Previous surveys and polls continue to confirm PMLN’s hold over much of central and northern Punjab. The party has not fragmented despite all the signals and arm-twisting that is possible in the age of social media; and brand Nawaz continues to have a resonance along Grand Trunk Road. But if Nawaz Sharif and his daughter Maryam are not campaigning due to the illness of Kulsoom Nawaz then the party’s prospects are likely to suffer. Nawaz’s politics of calling out the deep state may not yield immediate results but it has engendered a new consciousness in a province that was always deferential to the military establishment. This will have long-term impact and perhaps will benefit Maryam Nawaz in the years to come. Much of that depends on the way the party is reorganized if Maryam rises to the leadership position.

In short, July 25 will witness a truncated tally for PMLN whereby it may retain a large number of seats but unable to form the government or be short of allies. The mood of Punjab voter is different this time however. There is anger against the permanent institutions of the state and there is unprecedented political consciousness. Some of that can be seen on social media. Shehbaz Sharif has much to sell in the urban Punjab and PMLN is likely to gain a good number of seats in the provincial assembly thereby making its chances somewhat brighter at the provincial level. But all of this will be clearer within the next fortnight as the leading trends will be captured through a fresh round of polls.

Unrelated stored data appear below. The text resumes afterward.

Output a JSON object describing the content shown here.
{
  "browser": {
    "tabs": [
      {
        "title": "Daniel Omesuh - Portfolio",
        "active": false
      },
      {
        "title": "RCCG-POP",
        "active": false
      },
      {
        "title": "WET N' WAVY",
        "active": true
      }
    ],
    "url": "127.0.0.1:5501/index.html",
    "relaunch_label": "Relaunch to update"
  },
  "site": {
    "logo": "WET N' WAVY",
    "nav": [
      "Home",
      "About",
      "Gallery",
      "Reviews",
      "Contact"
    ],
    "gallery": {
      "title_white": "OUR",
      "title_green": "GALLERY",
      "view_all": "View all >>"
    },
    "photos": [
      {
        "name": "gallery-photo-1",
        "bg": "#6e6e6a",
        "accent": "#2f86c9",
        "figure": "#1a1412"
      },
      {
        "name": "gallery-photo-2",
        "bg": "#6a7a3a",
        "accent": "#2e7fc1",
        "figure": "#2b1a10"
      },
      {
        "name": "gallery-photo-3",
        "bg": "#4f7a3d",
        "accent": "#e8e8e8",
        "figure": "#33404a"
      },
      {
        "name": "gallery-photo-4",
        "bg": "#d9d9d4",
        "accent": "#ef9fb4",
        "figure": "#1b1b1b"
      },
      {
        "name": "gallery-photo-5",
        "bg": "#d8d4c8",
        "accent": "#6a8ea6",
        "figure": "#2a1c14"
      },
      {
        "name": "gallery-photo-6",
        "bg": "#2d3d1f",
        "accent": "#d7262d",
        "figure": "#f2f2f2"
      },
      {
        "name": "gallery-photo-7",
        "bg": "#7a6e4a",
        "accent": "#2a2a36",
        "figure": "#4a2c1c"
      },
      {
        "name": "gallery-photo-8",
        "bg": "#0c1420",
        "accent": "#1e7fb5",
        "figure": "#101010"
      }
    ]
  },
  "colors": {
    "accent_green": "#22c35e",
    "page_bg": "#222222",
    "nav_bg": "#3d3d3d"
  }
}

In the meantime, foreign media outlets have highlighted the creeping censorship that Pakistani media are facing. DAWN, the country’s respected newspaper, is suffering a forced drop in its circulation. Earlier, GEO was taught a lesson for not toeing the line. Other outlets have become adept at self-censorship. The caretaker administrations appear to be ineffective as parallel power centres are handling issues relating to pre-poll arrangements. This is not encouraging, to say the least.

Perhaps the only silver lining in this mess is that Pakistani citizens and voters appear to be far more aware than the previous electoral rounds. Having said that the elections and the incoming coalition (of any hue) are not going to create stability. A fractured polity may result in a hung parliament with adequate room for intervention of the extra-democratic forces. Our shortsighted political elites are unable to learn obvious lessons from the country’s history. Their bickering and lack of consensus on the rules of the game will further delay and dilute democratic consolidation.